The International Monetary Fund logo is seen at the IMF headquarters building in Washington. Photo: Yuri Gripas/ReutersThe International Monetary Fund logo is seen at the IMF headquarters building in Washington. Photo: Yuri Gripas/Reuters

The International Monetary Fund yesterday called on the EU to simplify its budget rules to limit discretion in their application and focus on bringing down public debt.

The head of the IMF’s fiscal department, Vitor Gaspar, told a seminar organised by the European Political Strategy Centre that the EU’s rules were overlapping, difficult to explain and that they diverted attention from debt.

“The complexity allows for considerable discretion in the application of the rules. The track record of compliance is quite weak,” Gaspar said.

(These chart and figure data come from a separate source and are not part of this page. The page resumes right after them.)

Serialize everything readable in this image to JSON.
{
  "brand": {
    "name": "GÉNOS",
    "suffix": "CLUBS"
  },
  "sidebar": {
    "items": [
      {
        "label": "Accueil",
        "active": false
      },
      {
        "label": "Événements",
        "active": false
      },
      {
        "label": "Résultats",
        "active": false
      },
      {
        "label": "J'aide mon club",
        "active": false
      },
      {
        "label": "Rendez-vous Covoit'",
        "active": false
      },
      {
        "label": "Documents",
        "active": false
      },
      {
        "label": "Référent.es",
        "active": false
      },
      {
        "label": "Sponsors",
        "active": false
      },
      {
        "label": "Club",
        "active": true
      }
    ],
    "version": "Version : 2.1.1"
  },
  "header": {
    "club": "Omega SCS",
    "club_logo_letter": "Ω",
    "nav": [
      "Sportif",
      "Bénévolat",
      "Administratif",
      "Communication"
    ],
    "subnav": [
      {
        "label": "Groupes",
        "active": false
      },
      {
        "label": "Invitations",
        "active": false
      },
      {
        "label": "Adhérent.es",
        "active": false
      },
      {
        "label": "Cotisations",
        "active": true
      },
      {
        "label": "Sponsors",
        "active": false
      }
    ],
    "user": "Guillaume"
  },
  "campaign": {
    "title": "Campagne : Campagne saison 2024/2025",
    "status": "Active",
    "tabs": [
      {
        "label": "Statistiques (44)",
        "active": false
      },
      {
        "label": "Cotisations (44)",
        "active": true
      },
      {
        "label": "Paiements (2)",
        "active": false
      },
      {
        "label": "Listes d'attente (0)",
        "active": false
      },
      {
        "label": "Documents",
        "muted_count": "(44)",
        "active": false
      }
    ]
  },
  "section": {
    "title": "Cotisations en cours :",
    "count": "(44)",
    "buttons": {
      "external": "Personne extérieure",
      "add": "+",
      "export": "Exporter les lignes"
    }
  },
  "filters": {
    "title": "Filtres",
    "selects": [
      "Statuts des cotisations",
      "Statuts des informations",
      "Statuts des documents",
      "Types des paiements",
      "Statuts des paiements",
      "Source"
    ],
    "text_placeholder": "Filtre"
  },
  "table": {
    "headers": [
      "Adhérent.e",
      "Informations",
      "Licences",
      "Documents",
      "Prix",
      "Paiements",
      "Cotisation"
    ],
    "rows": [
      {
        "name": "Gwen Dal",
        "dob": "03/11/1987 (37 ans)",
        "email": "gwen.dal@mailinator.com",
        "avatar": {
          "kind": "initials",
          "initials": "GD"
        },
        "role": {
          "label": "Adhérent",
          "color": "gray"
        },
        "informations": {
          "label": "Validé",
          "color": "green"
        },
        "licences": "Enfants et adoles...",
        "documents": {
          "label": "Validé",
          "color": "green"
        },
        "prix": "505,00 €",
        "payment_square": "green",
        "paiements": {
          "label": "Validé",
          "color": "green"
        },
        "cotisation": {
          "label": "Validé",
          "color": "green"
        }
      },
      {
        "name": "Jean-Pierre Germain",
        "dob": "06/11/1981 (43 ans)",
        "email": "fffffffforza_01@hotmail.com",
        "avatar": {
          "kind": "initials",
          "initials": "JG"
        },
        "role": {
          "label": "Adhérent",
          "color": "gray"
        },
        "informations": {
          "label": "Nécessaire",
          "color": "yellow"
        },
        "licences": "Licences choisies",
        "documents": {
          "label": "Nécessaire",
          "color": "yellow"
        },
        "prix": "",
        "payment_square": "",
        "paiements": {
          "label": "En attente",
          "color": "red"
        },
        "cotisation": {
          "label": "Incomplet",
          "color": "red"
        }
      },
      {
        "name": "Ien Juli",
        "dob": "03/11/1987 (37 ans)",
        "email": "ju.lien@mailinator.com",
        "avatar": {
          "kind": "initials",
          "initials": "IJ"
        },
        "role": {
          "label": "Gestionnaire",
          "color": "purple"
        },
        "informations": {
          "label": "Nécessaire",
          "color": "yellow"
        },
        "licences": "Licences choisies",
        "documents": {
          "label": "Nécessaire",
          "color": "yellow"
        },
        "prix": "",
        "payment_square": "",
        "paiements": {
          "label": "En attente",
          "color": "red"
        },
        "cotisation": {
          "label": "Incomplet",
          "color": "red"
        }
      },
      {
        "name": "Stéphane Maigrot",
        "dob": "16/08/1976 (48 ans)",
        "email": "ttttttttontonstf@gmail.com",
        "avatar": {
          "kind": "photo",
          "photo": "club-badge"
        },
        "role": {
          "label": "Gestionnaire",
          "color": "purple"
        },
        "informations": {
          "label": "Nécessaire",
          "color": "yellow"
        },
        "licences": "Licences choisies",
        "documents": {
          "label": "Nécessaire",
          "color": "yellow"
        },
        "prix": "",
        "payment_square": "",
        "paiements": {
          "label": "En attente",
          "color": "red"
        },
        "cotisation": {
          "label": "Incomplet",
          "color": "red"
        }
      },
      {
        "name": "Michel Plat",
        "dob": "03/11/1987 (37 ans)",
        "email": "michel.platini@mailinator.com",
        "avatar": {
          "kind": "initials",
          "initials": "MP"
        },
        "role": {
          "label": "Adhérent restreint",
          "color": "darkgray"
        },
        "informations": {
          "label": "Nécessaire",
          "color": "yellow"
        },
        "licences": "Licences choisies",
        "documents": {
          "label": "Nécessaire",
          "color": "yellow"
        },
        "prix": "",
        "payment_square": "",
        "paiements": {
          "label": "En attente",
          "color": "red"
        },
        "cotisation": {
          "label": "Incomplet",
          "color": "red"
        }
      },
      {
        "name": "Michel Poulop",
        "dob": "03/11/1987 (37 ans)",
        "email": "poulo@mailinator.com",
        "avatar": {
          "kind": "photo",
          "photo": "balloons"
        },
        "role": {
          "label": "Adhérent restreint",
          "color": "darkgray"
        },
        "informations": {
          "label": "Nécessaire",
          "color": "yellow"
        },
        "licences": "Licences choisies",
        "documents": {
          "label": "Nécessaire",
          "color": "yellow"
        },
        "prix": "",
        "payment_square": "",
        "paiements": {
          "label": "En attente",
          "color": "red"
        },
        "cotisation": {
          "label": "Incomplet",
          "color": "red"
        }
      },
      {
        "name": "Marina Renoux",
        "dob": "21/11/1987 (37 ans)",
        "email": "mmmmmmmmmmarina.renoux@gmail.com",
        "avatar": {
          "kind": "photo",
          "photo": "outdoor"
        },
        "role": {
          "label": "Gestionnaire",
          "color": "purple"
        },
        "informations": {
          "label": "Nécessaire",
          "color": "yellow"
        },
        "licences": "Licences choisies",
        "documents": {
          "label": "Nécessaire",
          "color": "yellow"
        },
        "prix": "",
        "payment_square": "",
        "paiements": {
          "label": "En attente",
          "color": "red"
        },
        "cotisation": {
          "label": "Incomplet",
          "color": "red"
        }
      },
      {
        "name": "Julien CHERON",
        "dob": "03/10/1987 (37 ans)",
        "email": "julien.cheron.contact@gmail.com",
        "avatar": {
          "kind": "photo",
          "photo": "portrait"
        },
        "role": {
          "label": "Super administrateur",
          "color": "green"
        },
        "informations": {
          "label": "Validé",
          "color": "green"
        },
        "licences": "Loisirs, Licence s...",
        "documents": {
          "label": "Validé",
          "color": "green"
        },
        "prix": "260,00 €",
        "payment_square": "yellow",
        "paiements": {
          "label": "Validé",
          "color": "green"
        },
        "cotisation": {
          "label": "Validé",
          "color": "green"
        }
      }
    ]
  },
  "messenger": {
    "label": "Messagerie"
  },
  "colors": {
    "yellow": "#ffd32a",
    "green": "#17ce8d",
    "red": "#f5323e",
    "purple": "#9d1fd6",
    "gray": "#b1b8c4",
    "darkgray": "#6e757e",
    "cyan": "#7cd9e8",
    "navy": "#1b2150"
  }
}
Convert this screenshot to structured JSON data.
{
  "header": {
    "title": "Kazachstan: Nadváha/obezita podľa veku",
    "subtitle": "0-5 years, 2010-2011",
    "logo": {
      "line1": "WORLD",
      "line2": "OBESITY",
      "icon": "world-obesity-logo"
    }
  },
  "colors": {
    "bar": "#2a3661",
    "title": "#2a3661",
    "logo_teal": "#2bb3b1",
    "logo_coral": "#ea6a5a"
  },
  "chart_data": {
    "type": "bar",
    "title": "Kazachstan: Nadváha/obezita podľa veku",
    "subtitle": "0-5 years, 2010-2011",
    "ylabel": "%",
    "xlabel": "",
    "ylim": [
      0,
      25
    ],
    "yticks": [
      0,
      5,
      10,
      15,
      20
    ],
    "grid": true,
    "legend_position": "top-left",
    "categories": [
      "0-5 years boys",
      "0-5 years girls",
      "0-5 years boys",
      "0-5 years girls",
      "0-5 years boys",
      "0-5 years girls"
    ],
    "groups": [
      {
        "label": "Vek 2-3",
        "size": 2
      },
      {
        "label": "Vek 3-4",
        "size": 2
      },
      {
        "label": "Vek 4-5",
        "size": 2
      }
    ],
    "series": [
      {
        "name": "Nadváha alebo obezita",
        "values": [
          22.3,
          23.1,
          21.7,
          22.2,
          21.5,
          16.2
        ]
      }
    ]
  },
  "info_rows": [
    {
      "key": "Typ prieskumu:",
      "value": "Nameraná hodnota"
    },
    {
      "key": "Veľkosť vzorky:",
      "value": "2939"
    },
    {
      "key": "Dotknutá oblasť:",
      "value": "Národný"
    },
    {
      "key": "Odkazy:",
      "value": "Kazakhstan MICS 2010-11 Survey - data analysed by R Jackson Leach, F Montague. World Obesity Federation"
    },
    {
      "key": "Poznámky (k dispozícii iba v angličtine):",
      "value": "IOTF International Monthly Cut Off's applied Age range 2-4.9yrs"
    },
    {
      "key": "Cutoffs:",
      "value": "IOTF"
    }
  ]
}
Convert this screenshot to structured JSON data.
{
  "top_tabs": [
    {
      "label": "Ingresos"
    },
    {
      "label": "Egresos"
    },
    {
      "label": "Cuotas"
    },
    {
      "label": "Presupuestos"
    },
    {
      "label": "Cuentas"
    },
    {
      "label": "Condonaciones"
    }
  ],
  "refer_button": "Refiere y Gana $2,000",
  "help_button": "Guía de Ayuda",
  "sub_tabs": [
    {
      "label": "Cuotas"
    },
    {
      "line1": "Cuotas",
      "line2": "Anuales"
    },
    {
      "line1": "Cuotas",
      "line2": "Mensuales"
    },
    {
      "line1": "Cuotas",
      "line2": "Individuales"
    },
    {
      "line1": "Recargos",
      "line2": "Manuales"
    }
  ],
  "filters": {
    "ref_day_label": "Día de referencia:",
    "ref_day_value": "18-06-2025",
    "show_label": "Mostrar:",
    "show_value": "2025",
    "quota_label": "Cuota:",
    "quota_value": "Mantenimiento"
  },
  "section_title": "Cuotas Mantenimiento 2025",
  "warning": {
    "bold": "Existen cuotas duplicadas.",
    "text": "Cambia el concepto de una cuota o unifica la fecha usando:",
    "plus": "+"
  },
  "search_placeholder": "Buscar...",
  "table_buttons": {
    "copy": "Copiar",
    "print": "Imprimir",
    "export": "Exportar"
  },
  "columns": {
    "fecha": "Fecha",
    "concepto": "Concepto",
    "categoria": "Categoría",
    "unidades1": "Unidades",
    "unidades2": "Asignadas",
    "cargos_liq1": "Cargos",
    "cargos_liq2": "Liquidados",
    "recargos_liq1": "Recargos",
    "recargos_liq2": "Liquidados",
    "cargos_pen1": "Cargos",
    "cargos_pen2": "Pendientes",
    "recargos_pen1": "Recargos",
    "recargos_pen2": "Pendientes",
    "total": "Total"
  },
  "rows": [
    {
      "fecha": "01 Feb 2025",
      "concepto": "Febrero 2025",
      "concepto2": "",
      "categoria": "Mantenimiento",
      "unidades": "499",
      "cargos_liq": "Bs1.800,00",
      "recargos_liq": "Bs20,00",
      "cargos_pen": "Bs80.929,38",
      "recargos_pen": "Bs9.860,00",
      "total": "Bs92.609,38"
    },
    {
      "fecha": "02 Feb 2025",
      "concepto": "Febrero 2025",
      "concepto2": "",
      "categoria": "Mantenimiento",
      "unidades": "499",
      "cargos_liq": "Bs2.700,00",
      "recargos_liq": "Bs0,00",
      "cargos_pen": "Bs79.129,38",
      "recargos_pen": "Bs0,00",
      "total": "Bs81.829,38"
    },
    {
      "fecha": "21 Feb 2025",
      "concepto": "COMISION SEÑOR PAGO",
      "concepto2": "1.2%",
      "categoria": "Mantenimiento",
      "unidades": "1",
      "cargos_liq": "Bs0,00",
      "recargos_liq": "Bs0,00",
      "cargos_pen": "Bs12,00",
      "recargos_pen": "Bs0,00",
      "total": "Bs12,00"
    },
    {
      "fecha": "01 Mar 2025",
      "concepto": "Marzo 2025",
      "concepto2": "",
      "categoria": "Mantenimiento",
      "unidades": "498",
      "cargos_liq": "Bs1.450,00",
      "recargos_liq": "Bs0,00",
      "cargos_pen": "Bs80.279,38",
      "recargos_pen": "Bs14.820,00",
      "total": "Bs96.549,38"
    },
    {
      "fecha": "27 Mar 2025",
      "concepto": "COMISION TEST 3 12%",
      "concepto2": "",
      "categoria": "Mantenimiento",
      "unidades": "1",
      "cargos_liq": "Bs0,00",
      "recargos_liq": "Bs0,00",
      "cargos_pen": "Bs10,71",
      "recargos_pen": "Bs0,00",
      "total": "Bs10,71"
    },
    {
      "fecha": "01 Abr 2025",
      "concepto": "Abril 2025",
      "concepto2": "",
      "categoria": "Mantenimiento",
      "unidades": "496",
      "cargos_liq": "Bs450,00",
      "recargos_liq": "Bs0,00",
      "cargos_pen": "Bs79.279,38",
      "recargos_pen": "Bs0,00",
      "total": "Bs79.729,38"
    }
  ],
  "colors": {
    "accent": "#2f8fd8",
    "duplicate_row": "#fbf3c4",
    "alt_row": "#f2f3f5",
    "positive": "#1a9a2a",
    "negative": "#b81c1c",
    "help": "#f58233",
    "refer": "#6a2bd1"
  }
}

“Europe needs a governance framework that anchors public debt, is less complex, and easier to communicate,” he said.

Gaspar said the EU should focus on one objective – lowering public debt and focus on one way to get there – an expenditure rule, which limits the size of government spending depending on economic growth, combined with a debt break.

He said expenditure rules, which would be adopted at national level in the 28-nation bloc, would mitigate spending pressures, would be growth friendly and help to enforce the goal of limiting debt.

He also said that experience of many countries showed that expenditure rules had a better track record of success in keeping public finances in order than balanced budget rules or debt rules.

The IMF has made a similar call a year ago. The EU and the 19 countries that share the euro in particular, are now looking at ways to streamline their common budget rules in the wake of the sovereign debt crisis that raised the eurozone debt-to-GDP ratio by 30 percentage points to well above 90 per cent.

A discussion on the way the eurozone manages its economy is scheduled for EU leaders later this month.